BÜYÜKELÇİ’DEN SÖZDE ÖZÜR
İsveç Büyükelçisi Anne Dismorr ise Türkiye'nin ulus olmadığına dair düşünceleri bulunmadığını belirtti. Dismorr, ‘‘Ama azınlıklar ve dil konusunda farklı düşüncelerimiz var. Tepkiler yanlış okumadan kaynaklanıyor’’ dedi.
ESKİ BAŞKONSOLOS YAZDI
İstanbul'da 1990-1995 arasında görev yapan Büyükelçi Kaj Falkmen’in yazdığı kitap, İsveç Enstitüsü'nce 2000 yılında yayınlandı. İsveç Başbakanı Göran Persson ise önsöz yazdı.
İsveç’ten skandal kitap
Skandal kitapta, tepki toplayan bölümlerin bazıları şöyle:
Türkler ve Kürtler vatana ihanet ve casuslukla suçlanan Ermenileri katlettiler ve göçe zorladılar. Ermeni katliamları ilk elde Osmanlı birliklerinin çoğunluğunu oluşturan Kürtler tarafından gerçekleştirildi. Türkler de görünürde Rus barınak veya yiyecek temin etme olanaklarını yok etmek, gizliden gizliye ise Kürt bağımsızlığını çökertmek amacıyla Kürtleri başka bölgelere sürmeye Kürt köylerini yakmaya başladı.
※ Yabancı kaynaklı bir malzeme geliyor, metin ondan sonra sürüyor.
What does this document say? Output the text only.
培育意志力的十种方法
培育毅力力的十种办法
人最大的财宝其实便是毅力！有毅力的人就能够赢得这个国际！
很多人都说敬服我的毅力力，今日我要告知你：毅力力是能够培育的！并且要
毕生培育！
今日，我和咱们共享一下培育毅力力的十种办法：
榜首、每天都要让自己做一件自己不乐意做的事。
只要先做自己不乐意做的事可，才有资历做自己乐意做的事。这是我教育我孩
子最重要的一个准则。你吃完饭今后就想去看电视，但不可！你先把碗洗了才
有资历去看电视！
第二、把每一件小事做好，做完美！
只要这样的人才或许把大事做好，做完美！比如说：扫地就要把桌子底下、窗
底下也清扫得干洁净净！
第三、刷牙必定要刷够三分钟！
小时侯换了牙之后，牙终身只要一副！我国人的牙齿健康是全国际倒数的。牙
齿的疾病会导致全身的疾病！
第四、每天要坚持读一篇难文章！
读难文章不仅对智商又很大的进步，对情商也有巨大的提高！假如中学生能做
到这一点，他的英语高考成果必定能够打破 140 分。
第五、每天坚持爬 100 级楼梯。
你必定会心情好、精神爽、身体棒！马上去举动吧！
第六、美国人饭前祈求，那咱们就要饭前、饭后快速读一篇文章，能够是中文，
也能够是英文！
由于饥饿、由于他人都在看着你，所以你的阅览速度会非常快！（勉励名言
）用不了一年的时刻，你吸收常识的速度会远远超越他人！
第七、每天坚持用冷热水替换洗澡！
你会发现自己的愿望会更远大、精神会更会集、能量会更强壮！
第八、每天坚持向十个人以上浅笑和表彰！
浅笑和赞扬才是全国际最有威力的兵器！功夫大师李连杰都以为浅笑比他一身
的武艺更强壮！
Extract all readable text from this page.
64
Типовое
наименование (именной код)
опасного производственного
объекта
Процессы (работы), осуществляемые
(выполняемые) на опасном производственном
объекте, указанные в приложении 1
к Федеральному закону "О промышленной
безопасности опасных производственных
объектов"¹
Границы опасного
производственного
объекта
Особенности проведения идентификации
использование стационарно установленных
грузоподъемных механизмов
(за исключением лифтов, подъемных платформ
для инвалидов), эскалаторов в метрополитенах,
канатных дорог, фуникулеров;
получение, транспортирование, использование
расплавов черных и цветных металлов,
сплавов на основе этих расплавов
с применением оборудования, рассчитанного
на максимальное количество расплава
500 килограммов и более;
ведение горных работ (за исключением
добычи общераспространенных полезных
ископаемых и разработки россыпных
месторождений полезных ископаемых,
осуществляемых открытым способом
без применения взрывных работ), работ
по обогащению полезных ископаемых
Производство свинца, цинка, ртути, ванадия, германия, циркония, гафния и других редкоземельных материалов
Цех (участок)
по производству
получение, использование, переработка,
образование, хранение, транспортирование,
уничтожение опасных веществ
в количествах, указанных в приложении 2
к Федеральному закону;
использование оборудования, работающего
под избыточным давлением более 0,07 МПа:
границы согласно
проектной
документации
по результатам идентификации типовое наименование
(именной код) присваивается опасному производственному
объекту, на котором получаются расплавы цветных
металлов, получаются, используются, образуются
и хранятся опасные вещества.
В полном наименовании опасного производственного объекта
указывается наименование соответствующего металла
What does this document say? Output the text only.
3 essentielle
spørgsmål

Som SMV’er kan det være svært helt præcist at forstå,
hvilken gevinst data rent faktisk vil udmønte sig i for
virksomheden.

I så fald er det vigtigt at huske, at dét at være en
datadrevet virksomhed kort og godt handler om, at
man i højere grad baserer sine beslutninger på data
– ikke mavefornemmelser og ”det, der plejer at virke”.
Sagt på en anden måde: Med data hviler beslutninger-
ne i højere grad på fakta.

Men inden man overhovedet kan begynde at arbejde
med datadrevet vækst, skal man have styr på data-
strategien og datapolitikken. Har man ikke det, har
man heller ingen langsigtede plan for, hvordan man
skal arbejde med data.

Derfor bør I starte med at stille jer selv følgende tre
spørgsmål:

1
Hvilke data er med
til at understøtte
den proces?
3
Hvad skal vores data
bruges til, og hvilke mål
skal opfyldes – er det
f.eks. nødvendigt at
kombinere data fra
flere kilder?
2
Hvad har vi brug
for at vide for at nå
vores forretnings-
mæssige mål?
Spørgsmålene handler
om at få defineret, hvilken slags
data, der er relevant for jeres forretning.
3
65 milyon insanın yaşadığı Türkiye'de birçoğu tamamen entegre olmuş, bir kısmı da (PKK) silahlı mücadeleye girmiş 12 milyonun üzerinde Kürt vardır. Bugün Kürtler, uluslararası alanda sağladıkları desteğin de yardımı ile kendilerine kültürel hakların tanınmasını istemektedir.
Tam bir Atatürkçüydü
‘Nil Yenge’ diye tanınan İsveç Sefiresi Nil Liljegren, eşi Henrik Liljegren Türkiye'de İsveç Büyükelçisi olarak görev yaptığı sürece ilginç mesajlarıyla gündeme gelmişti. İsveç vatandaşı olmasına rağmen her defasında Türkiye'yi savunan ve laiklikten ödün vermeyen Nil Hanım, KKTC bayrağı olduğu için bir toplantıya katılmayan Yunan sefiresine sert çıkmıştı. Nil Hanım, Cumhuriyet Bayramı resepsiyonunda Recai Kutan'ı nasıl öptüğünü, ‘‘Onu bir öptüm şapır, şupur oh yarabbi şükür’’ diye anlatmıştı.
Sömürüyorlar, bir de hakaret mi göreceğiz
Tdplantıyı terk eden Ege Sanayici ve İşadamları Derneği Başkanı Deniz Taner, ‘‘Kitapta gördüklerim karşısında şaşkına döndüm. Bizim bir ulus olduğumuzu dahi kabul etmiyorlardı. Hiçbir Türk işadamı böyle bir şeyi kabul edemez’’ dedi.
Taner, kitabın bir devlet kuruluşu olan İsveç Enstitüsü tarafından hazırlandığını, bir diplomat tarafından yazıldığını ve önsözünü de İsveç Başbakanı'nın yazdığına dikkat çekti. Taner,‘‘Biz her dakika başı böyle hakaret, aşağılanma mı göreceğiz? Ticari ilişkilere bakarsak da 99 rakamlarına göre 180 milyon dolar ihracat, 1.8 milyar dolar ithalat yapmışız. Bu kadar açık hiçbir şekilde dünya ticaretinde kabul edilemez. Yani bizi zaten ticari olarak sömürüyorlar bir de bu şekilde aşağlamalarına izin mi vereceğiz?’’ diye konuştu.